The Lorax (2012) review by That Film Guy

Theodore Seuss Greisel is an American children’s fiction icon, having made his name with books like Horton Hears a Who!, How the Grinch Stole Christmas and The Cat in the Hat. Recent years have seen a mixed bag of cinema releases based on these favourites, the latest of which is based on The Lorax, a cautionary tale about the dangers of sacrificing nature in favour of short-term profit.

Ted (Zac Efron) is a teenage boy from Thneedville, a town that has replaced natural trees with electronic ones. In an effort to impress a girl, Audrey (Taylor Swift) he leaves the town in search of The Once-ler (Ed Helms) whom his grandmother tells him will be able to point him in the right direction to find a natural tree. The Once-ler tells hims a story of the time he found a forest which was guarded by a mystical (and annoying) creature known only as The Lorax (Danny DeVito).

The varying quality of Seuss’ adaptations has been difficult to predict with Horton Hears a Who! Being well-constructed, The Grinch being decent enough and The Cat in the Hat being terrible. The Lorax, for all its credibility on paper is more toward the middle-to-low end in terms of quality. The cast are solid, with Helms and DeVito being the obvious standouts. Zac Efron is however, miscast as a teenager, with a far too deep voice to be convincing, while Taylor Swift, a singer rather than an actress is the only main character, bizarrely not to perform a musical number throughout the entirety of the film.

The style is loud, colourful yet strangely devoid of character. The Lorax’s central message is supposed to be a pro-environment, anti-capitalist one, yet its presentation, as part of an ongoing brand extension for the Seuss works in cinema becomes exactly what it rails against. A horribly sweet, tacked on ending goes one step further to ruining the key message and for a children’s animation, there are precious few laughs.

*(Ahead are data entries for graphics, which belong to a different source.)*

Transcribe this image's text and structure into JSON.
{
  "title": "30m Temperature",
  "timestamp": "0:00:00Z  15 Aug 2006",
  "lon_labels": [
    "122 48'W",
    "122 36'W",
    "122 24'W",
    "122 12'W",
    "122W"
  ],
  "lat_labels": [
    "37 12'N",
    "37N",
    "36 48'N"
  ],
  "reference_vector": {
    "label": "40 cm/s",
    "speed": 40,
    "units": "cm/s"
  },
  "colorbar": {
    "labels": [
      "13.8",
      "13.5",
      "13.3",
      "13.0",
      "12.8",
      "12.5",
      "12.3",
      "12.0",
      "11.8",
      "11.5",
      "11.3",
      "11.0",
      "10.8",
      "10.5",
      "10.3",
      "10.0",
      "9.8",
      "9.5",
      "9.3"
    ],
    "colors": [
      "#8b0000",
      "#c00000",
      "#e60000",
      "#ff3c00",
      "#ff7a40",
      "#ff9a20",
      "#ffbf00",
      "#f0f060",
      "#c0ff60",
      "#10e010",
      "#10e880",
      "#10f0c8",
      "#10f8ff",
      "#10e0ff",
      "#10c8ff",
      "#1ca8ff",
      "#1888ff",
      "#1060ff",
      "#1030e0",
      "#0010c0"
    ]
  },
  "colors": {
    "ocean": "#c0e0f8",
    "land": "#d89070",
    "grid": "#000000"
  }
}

The Lorax’s musical numbers are catchy and fun, if devoid of depth and there’s a sense that the film-makers spied a money-spinner and just produced a by-the-numbers animated film with clichés ranging from a tyrannical midget antagonist to a loveless relationship between two teenagers. Where The Lorax excels is the flashback sequence surrounding The Oncle-ler and The Lorax, but this is preciously short and almost immediately forgotten in exchange for the story of Ted and Audrey. It’s a sweet, forgettable and sadly very flawed interpretation of a popular children’s classic and The Lorax will be consigned to the bin of lesser animated works.